The indexing machines have scheduled cron tasks (see ./config/schedule.rb) that retrieve this data from the FOLIO servers and process the data into a kafka topic. Messages in the topic are key-value pairs; the key is the catkey of the record, and the value is either blank (representing a delete) or containing one or more records for the catkey. The topics are regularly compacted by Kafka to remove duplicate data.

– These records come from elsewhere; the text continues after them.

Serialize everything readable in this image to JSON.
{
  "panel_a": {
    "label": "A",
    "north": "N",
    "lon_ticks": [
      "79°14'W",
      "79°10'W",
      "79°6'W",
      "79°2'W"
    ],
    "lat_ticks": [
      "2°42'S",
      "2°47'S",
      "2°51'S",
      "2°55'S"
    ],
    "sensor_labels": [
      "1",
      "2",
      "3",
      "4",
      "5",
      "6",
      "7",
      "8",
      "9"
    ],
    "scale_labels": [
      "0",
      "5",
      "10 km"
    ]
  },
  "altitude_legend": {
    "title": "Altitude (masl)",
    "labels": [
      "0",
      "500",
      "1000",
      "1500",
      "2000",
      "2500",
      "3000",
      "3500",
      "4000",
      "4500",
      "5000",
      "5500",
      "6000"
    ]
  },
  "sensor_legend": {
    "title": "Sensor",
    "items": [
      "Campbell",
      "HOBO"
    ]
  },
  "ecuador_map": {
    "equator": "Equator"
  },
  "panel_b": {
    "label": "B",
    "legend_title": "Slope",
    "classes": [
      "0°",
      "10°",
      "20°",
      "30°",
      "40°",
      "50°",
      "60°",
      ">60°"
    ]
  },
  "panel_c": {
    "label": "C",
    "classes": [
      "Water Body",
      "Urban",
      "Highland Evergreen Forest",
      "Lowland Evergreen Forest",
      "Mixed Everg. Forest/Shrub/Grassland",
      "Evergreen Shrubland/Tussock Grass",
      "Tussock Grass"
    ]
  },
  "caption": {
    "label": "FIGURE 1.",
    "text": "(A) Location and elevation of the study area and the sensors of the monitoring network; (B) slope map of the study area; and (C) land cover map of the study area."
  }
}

This traject config uses the special setting SKIP_EMPTY_ITEM_DISPLAY, which tells the indexer to skip or not skip empty item_display fields. anything greater than -1 will skip. tests are set to use -1 unless otherwise configured.

Environments

SDR

The indexing machines also have processes for loading data from the purl_fetcher_(stage/prod) kafka topic.

Reporting events

Indexers for SDR content can report the status of indexing events to dor-services-app using the dor-event-client gem. When the feature is enabled and configured in settings.yml or via environment variables, the indexer will create events for each record that is indexed, skipped, deleted, etc. These events are visible in the Argo UI and can be used to troubleshoot items released from SDR that are not appearing in search indices.

FOLIO

Our catalog data comes from queries to the FOLIO postgres database. Course reserve information is retrieved from FOLIO and associated with items and holdings for retrieval in the indexing process.

Data is read directly from the postgres database underlying FOLIO using a custom SQL query stored in the FolioPostgresReader. To mimic this activity in local development, one can SSH tunnel to the FOLIO database and use the #find_by_catkey helper method:

# after SSH tunneling to the FOLIO database
bin/console
Traject::FolioPostgresReader.find_by_catkey('a123456, 'postgres.url' => 'postgres://[user]:[password]@localhost/okapi')

There is also a helper script for fetching single records at a time. You need to set the DATABASE_URL environment variable:

export DATABASE_URL=postgres://[user]:[password]@localhost/okapi

...and then run the script with a catkey as an argument, optionally redirecting the output to a file:

./script/download_folio_record.rb a123456 > record.json

Synching data

Libraries

If the name of a library in Folio has changed, you'll want to export the list of libraries with their labels and check it in here. You can do this with the Rake command

OKAPI_URL="URL_HERE" bin/rake folio:update_types_cache

Then you'll want to reindex everything so as to avoid libaries who's labels have changed from showing both versions of the label in the building_facet in Searchworks.